D’après Libération, Lolita M’Gouni incarne une figure originale dans le paysage éducatif français. Agrégée d’arts plastiques, cette enseignante a choisi de s’investir dans un quartier réputé pour ses défis sociaux, le Chêne Pointu à Clichy-sous-Bois. Son parcours illustre une pédagogie ambitieuse, où l’art devient un outil de transformation, autant pour ses élèves que pour son environnement.
Ce qu'il faut retenir
- Lolita M’Gouni est agrégée d’arts plastiques et exerce à Clichy-sous-Bois, dans le quartier du Chêne Pointu.
- Son engagement pédagogique repose sur l’utilisation de l’art comme levier d’émancipation et de création.
- Elle intervient dans un quartier souvent stigmatisé, où elle tente de « soulever des montagnes » pour ses élèves.
Un parcours marqué par l’engagement éducatif
Titulaire de l’agrégation d’arts plastiques, Lolita M’Gouni a fait le choix de quitter les établissements traditionnels pour s’installer dans un quartier où les inégalités sociales et territoriales pèsent lourdement. Selon Libération, cette décision n’est pas anodine : elle reflète une volonté de s’ancrer dans un territoire où l’art peut jouer un rôle de médiateur et de vecteur d’inclusion. Son approche pédagogique, centrée sur la pratique artistique, vise à offrir à ses élèves des perspectives nouvelles, loin des clichés qui collent souvent à la banlieue parisienne.

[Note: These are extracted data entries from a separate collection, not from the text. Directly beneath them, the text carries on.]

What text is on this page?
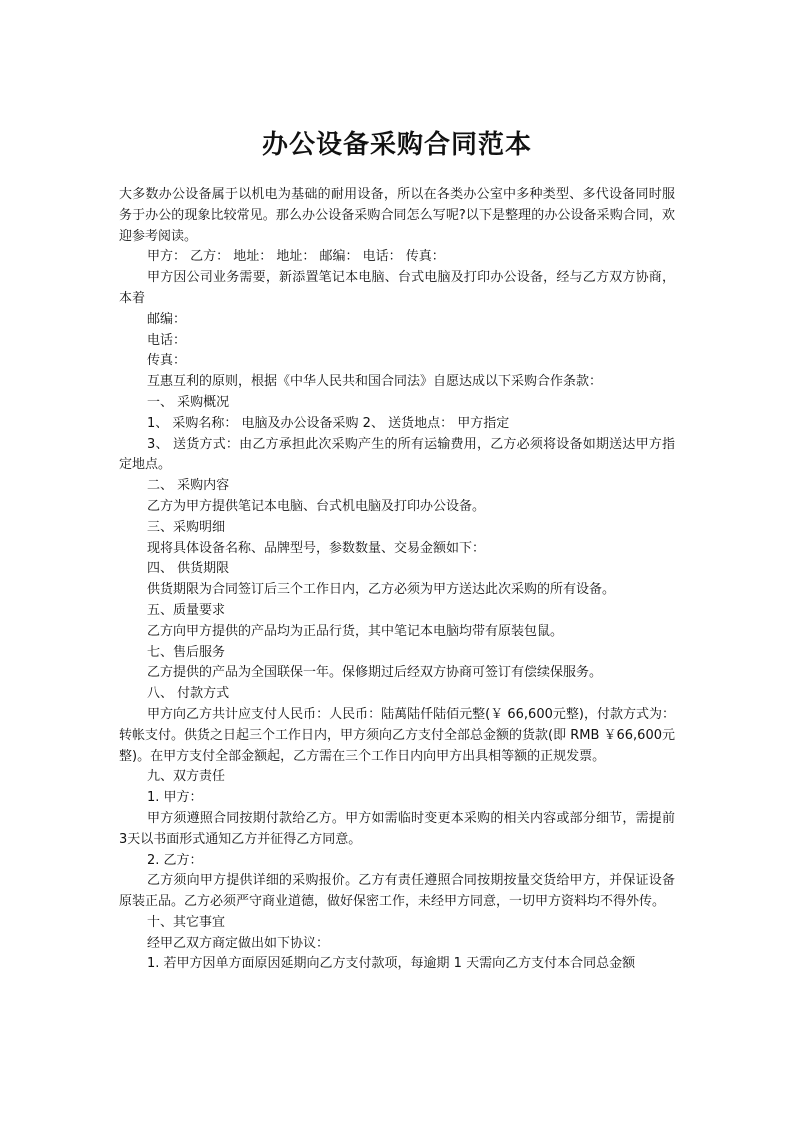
办公设备采购合同范本

大多数办公设备属于以机电为基础的耐用设备，所以在各类办公室中多种类型、多代设备同时服务于办公的现象比较常见。那么办公设备采购合同怎么写呢?以下是整理的办公设备采购合同，欢迎参考阅读。

甲方： 乙方： 地址： 地址： 邮编： 电话： 传真：

甲方因公司业务需要，新添置笔记本电脑、台式电脑及打印办公设备，经与乙方双方协商，本着

邮编：

电话：

传真：

互惠互利的原则，根据《中华人民共和国合同法》自愿达成以下采购合作条款：

一、 采购概况

1、 采购名称： 电脑及办公设备采购 2、 送货地点： 甲方指定

3、 送货方式：由乙方承担此次采购产生的所有运输费用，乙方必须将设备如期送达甲方指定地点。

二、 采购内容

乙方为甲方提供笔记本电脑、台式机电脑及打印办公设备。

三、采购明细

现将具体设备名称、品牌型号，参数数量、交易金额如下：

四、 供货期限

供货期限为合同签订后三个工作日内，乙方必须为甲方送达此次采购的所有设备。

五、质量要求

乙方向甲方提供的产品均为正品行货，其中笔记本电脑均带有原装包鼠。

七、售后服务

乙方提供的产品为全国联保一年。保修期过后经双方协商可签订有偿续保服务。

八、 付款方式

甲方向乙方共计应支付人民币：人民币：陆萬陆仟陆佰元整(￥ 66,600元整)，付款方式为：转帐支付。供货之日起三个工作日内，甲方须向乙方支付全部总金额的货款(即 RMB ￥66,600元整)。在甲方支付全部金额起，乙方需在三个工作日内向甲方出具相等额的正规发票。

九、双方责任

1. 甲方：

甲方须遵照合同按期付款给乙方。甲方如需临时变更本采购的相关内容或部分细节，需提前3天以书面形式通知乙方并征得乙方同意。

2. 乙方：

乙方须向甲方提供详细的采购报价。乙方有责任遵照合同按期按量交货给甲方，并保证设备原装正品。乙方必须严守商业道德，做好保密工作，未经甲方同意，一切甲方资料均不得外传。

十、其它事宜

经甲乙双方商定做出如下协议：

1. 若甲方因单方面原因延期向乙方支付款项，每逾期 1 天需向乙方支付本合同总金额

Le Chêne Pointu, un terrain d’expérimentation artistique
Le quartier du Chêne Pointu, à Clichy-sous-Bois, est connu pour ses défis socio-économiques. Pourtant, c’est là que Lolita M’Gouni a choisi de développer son projet éducatif. L’art, pour elle, n’est pas un simple divertissement, mais un moyen de « soulever des montagnes » — une expression qu’elle utilise elle-même pour décrire son ambition pédagogique. Ses cours, souvent organisés hors des murs de l’école traditionnelle, permettent aux élèves de s’approprier des outils créatifs pour exprimer leur vision du monde. Comme le rapporte Libération, son travail s’inscrit dans une démarche d’émancipation, où l’art devient un langage universel pour briser les barrières sociales.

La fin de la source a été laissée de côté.